In 1940, Sarah Alfenbein, her daughter Hanna and son Meir (a neighboring Jewish family from the same village of Czerna) escaped from the Płaszów concentration camp and asked the Garbulińskis for help and shelter. Before arriving at the farm, they hid at the nearby home of Stanisław Owce. The Garbulinskis took the Jews in, and cared for them for the next two years.

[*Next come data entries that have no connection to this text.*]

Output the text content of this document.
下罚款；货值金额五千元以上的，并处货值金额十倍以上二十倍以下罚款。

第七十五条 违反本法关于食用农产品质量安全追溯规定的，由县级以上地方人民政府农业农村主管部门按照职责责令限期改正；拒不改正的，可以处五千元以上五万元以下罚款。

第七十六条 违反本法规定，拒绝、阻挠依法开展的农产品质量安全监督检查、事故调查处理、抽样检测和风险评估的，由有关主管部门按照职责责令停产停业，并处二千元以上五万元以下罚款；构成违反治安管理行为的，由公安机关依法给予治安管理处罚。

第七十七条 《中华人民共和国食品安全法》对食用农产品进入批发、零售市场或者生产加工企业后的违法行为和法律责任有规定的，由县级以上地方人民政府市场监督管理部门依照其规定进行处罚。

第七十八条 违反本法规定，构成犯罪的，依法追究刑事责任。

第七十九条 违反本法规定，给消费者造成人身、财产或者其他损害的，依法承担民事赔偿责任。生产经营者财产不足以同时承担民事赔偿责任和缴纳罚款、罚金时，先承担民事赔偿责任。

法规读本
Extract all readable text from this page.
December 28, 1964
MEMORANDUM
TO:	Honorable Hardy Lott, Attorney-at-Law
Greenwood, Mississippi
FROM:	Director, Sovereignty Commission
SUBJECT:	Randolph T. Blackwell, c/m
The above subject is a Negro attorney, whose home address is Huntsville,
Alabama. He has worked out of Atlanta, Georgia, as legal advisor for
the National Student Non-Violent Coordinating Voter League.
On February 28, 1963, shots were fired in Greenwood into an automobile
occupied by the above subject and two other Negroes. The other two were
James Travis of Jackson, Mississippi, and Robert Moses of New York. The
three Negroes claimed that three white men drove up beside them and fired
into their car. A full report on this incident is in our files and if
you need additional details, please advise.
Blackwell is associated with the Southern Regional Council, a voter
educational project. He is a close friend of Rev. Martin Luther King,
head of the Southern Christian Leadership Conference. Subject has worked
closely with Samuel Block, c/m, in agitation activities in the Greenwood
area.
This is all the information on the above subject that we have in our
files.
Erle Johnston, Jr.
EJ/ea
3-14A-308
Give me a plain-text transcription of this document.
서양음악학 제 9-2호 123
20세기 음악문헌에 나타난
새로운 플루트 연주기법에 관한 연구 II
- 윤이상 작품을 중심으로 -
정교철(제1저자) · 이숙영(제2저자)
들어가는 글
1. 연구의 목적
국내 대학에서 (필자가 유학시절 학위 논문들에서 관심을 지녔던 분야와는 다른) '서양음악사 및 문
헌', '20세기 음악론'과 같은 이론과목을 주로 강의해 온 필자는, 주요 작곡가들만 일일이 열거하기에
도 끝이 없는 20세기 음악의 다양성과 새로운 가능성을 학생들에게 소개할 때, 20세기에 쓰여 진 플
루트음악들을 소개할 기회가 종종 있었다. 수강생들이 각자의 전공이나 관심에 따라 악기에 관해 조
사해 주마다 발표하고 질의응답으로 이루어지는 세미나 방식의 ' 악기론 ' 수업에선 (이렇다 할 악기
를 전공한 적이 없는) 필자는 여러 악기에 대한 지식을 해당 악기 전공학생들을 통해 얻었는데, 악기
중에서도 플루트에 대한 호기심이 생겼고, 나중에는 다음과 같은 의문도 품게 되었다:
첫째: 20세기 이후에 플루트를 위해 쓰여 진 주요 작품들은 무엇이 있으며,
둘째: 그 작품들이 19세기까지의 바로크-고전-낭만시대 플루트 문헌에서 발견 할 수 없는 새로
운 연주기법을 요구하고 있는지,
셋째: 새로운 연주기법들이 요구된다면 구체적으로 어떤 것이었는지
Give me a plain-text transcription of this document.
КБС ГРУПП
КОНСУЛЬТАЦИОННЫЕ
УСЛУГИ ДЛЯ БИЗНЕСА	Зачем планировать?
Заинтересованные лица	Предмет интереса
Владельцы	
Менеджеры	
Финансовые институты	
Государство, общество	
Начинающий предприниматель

In late 1943, the Gestapo gendarmerie came to the village. As they headed for the farm, Andrzej Garbuliński asked the Alfenbeins to run. However, they were spotted in a field while escaping. The mother and son were killed on the spot. The daughter Hanna managed to keep running, chased by the Germans, until she too was murdered. Andrzej Garbuliński and his son Władysław were immediately arrested and taken to the Jasło prison. The father was sentenced to death and executed there. Władysław was transferred to a separate prison where he was also killed. Eleonora, Helena, Kunegunda, Marian, Stanisław, Kazimierz and Jan Garbuliński survived the war.

In 1997, the Garbuliński family and Stanisław Owca were recognized as Righteous Among the Nations by Yad Vashem in Jerusalem for their daring attempt at saving a Jewish family from the Holocaust; Andrzej and Władysław, for giving their lives in the process.